Agha continued at Conde Nast until 1943. During his fourteen years there, he had achieved unmatched eminence and was awarded numerous honors. It was only six years after his arrival in New York that he was selected to be the President of the Art Directors Club.
After leaving the magazine world, Dr. Agha was an active graphic and directorial consultant for numerous corporations, department stores and large publishing companies, contributing his extraordinary expertise to the solutions of varied advertising and promotional problems. Yet by reason of almost cynical disbelief in the permanence of his achievements, he eschewed any collected exhibition of work, neither did he welcome a special tribute to his professional contribution. As William Golden wrote thirty-three years ago, "Mehemed Fehmy Agha is an unhappy man. He has learned nearly all there is to know about the graphic arts, only to discover that he never liked them in the first place."
Deeply affected by the death of his wife in 1950, Dr. Agha steadily reduced his consultant activities and turned to the myriad pursuits of an intellectually restless mind.
Every discussion or recollection of Dr. Agha in his most active time is tinged with the most evocative memories: his wit, urbanity, even his elegant snuffbox and railroad man's handkerchief. Had it not been written two hundred years earlier, Buffon's observation "style is the man himself" might well have been suggested by Mehemed Fehmy Agha.

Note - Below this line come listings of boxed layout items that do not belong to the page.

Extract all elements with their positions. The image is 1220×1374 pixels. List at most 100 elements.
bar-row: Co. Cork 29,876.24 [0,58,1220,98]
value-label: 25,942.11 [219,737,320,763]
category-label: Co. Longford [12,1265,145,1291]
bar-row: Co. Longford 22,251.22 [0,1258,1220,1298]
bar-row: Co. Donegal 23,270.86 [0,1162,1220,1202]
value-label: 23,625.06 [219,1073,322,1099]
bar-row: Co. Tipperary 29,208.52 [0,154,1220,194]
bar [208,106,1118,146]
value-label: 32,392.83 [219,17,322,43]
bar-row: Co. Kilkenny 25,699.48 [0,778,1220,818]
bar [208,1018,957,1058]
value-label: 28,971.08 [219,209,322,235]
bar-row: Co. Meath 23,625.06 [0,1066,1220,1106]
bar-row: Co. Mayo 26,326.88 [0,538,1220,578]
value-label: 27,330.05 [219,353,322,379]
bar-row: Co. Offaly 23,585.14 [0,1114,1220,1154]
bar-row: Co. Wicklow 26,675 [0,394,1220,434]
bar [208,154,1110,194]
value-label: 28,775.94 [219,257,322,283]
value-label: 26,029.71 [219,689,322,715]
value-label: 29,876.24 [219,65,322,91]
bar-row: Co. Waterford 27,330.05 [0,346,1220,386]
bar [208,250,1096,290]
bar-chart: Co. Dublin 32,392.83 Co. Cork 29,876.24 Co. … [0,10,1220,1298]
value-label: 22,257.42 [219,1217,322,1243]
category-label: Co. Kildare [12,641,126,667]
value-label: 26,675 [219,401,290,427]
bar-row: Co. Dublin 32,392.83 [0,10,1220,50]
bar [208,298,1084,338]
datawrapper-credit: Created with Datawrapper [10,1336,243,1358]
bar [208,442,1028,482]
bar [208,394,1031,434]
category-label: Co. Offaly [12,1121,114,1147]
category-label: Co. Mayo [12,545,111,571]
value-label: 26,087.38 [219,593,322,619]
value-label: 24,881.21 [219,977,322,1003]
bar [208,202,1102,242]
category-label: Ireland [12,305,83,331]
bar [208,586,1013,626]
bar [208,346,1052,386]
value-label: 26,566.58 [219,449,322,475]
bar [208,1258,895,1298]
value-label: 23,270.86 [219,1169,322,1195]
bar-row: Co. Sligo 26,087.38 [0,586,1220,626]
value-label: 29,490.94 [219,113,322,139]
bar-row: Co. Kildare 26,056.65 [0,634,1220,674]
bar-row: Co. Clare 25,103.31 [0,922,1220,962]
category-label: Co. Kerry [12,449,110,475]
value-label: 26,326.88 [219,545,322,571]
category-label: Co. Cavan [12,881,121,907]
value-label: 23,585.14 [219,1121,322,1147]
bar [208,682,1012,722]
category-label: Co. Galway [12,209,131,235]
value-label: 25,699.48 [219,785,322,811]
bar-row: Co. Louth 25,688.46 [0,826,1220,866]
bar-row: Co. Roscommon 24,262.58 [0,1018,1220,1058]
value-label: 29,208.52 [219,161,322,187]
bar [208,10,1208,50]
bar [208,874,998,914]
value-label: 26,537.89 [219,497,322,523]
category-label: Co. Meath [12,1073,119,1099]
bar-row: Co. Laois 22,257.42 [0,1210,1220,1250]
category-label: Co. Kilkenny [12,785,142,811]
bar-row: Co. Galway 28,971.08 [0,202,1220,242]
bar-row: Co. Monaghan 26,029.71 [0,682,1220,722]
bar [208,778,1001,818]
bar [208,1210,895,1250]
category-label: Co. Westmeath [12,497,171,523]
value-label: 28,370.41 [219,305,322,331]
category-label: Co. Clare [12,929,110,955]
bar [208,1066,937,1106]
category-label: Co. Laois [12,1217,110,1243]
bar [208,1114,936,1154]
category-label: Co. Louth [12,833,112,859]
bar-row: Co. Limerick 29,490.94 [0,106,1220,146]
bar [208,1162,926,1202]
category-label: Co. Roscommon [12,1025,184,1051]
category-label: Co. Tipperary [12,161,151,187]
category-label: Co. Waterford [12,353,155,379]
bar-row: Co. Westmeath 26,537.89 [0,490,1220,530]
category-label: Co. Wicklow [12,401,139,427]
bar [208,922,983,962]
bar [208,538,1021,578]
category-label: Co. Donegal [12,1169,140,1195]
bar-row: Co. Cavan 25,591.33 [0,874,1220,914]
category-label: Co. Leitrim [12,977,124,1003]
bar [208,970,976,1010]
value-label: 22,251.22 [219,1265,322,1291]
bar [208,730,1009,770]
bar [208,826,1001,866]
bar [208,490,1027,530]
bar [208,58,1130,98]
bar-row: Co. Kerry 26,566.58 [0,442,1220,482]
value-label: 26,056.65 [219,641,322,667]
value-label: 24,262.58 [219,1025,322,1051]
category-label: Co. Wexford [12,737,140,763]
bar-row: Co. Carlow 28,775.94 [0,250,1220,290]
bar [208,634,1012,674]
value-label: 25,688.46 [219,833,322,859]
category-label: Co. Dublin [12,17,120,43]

Unique as he was a personality, Agha was as uncommon an aesthetic presence that transformed his and our time. He brought an aesthetic acumen that cut through the thickets of outworn ideas to create a new legibility, a new logic and a new elegance to printed communication. Above all, he brought an endless replenishment to the springs of inspiration.
Please note: Content of biography is presented here as it was published in 1972.